Marymount College
- Active: 1922–1989
- Affiliations: Sisters of St. Joseph
- Religious affiliation: Roman Catholic
- Location: Salina, Kansas 38°50′27″N 97°34′34″W﻿ / ﻿38.840836°N 97.576145°W
- Nickname: Trojans
- Sporting affiliations: NCAA Division III – KCAC

= Marymount College (Kansas) =

Former liberal arts college in Salina, Kansas

Marymount College was a four-year liberal arts college located in Salina, Kansas, that opened in 1922 as a women's college. It was operated by the Sisters of St. Joseph of Concordia, Kansas, and closed in 1989.

== History ==
The college opened in 1922 as a women's college by the Sisters of St. Joseph of Concordia, Kansas. The original college was a three-story building that overlooked the Smoky Hill River. The single building on its 30-acre (12 ha) campus dominated the eastern edge of the city.

The school was accredited by the Higher Learning Commission in 1932. In the 1950s and 1960s, two dormitories and a Fine Arts building were erected. The three dormitories on campus housed 350 resident students. Marymount became coeducational in 1968, which met with mixed reactions from students and faculty. A multi-purpose physical education building was erected in 1971. Basketball coach Ken Cochran was hired for the 1970-71 year and two years after Marymount had begun to admit male full-time students.

Cochran developed a women's program in physical education and built the school into a NAIA powerhouse, racking up a record of 285–56 in eleven seasons. The Marymount team enjoyed a streak of 106 straight home court wins, reached a national ranking in 10 years, and won a third place finale in 1976.

Marymount closed in June 1989, in a year that had an enrollment of 653 students.

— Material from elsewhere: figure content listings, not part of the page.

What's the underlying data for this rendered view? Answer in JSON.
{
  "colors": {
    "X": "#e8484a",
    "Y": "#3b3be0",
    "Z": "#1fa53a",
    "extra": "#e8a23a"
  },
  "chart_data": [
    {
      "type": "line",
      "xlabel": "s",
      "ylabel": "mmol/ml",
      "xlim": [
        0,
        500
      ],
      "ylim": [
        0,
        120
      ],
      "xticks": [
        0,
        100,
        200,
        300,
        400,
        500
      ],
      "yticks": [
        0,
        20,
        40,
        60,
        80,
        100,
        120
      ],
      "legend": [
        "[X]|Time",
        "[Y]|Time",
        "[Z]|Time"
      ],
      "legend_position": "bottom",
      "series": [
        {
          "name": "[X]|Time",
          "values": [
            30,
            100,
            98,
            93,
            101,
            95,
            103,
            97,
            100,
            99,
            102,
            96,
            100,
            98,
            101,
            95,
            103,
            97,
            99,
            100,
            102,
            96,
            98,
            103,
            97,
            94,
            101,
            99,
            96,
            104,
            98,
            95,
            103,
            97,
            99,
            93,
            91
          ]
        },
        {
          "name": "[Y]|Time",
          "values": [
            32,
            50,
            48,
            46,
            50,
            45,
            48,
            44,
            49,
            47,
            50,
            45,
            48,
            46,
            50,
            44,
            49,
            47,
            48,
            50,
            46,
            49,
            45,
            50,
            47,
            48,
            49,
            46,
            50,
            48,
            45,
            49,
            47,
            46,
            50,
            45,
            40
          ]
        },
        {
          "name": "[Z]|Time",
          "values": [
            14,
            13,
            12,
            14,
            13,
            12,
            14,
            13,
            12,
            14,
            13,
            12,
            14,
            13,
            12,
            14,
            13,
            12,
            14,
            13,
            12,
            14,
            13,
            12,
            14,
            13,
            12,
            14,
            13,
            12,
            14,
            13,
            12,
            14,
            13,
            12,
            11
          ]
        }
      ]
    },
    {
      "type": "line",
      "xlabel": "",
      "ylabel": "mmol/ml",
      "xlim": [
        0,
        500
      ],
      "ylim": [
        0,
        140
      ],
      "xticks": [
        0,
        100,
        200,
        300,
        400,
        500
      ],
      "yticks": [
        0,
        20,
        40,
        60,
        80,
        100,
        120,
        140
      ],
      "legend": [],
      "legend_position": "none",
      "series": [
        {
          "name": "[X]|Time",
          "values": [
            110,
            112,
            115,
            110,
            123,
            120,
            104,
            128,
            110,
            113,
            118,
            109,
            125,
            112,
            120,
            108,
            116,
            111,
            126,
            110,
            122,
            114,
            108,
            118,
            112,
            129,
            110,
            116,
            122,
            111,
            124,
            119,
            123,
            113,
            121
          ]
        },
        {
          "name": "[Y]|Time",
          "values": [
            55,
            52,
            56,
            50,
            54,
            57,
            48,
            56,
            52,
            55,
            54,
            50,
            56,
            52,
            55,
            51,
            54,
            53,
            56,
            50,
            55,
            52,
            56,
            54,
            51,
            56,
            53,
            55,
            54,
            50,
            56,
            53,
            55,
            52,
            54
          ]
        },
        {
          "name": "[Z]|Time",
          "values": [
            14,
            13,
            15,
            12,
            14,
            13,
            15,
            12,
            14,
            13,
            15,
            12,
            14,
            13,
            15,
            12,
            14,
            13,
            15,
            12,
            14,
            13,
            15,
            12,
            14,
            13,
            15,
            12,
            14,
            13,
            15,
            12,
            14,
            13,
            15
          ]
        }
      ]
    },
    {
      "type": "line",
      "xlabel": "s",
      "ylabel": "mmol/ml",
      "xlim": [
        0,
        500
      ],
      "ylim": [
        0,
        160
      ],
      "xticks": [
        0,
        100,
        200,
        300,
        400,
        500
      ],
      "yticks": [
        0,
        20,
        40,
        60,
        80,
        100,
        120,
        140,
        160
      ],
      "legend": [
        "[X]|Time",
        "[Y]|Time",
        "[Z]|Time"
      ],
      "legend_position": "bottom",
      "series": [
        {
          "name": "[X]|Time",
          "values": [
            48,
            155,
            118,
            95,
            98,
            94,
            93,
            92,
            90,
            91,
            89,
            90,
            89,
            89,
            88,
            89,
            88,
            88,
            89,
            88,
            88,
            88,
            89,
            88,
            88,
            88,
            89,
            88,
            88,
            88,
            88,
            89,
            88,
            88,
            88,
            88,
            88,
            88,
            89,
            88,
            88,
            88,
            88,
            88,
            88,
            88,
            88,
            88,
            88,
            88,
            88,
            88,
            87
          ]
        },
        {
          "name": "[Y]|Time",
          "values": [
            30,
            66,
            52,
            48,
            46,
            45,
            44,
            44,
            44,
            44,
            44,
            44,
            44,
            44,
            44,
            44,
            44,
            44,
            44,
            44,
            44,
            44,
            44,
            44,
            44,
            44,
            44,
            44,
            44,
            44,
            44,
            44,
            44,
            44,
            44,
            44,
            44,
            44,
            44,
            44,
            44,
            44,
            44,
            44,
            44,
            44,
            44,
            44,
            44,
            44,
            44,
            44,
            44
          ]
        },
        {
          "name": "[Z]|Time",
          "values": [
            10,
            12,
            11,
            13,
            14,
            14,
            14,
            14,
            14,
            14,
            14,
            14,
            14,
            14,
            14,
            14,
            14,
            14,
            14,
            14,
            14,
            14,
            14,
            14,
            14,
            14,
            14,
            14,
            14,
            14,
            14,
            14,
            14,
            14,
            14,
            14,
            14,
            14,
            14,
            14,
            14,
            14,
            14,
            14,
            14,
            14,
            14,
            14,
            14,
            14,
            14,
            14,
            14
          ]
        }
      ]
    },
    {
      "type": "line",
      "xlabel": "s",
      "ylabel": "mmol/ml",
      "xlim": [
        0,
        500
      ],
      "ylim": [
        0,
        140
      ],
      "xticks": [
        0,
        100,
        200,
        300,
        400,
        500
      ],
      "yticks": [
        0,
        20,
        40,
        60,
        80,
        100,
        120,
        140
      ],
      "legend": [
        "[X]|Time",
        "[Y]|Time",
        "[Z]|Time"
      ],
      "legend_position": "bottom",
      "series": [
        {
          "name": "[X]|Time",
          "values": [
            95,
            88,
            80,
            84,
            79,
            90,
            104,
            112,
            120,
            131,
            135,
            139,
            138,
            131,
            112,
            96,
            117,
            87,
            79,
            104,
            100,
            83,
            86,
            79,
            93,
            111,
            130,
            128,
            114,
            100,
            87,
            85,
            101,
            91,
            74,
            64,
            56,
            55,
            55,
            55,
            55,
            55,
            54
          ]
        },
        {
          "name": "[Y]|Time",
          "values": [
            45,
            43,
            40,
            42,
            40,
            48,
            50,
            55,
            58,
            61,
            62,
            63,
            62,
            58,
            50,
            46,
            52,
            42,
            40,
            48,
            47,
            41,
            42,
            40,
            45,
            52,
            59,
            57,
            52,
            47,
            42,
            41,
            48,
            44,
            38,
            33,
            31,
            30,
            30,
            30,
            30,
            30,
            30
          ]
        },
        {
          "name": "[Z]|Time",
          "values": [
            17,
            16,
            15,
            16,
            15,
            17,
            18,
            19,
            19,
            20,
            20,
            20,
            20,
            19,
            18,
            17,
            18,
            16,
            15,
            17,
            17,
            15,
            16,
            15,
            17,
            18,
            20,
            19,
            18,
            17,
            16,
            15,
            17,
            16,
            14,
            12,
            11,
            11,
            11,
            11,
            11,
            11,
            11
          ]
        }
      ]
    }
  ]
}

The Marymount records and student transcripts have been housed at several institutions since the closure. The student records are now stored at Kansas Wesleyan University. Earlier locations for records included St. Mary of the Plains College and Fort Hays State University in Hays, Kansas.

==Campus use==
The campus is now used as the Kansas Highway Patrol Training Center and the patrol's statewide dispatch center. The training center had formerly been based at the Salina Municipal Airport.

==Notable people==
- Alumni
- Tyrees Allen - Television and Broadway actor
- Mona Pasquil - Former Lieutenant Governor of California
- Kevin Willmott - Writer and film director
- Faculty
- Mary Nicholas Arnoldy, PhD, CSJ - Mathematics professor.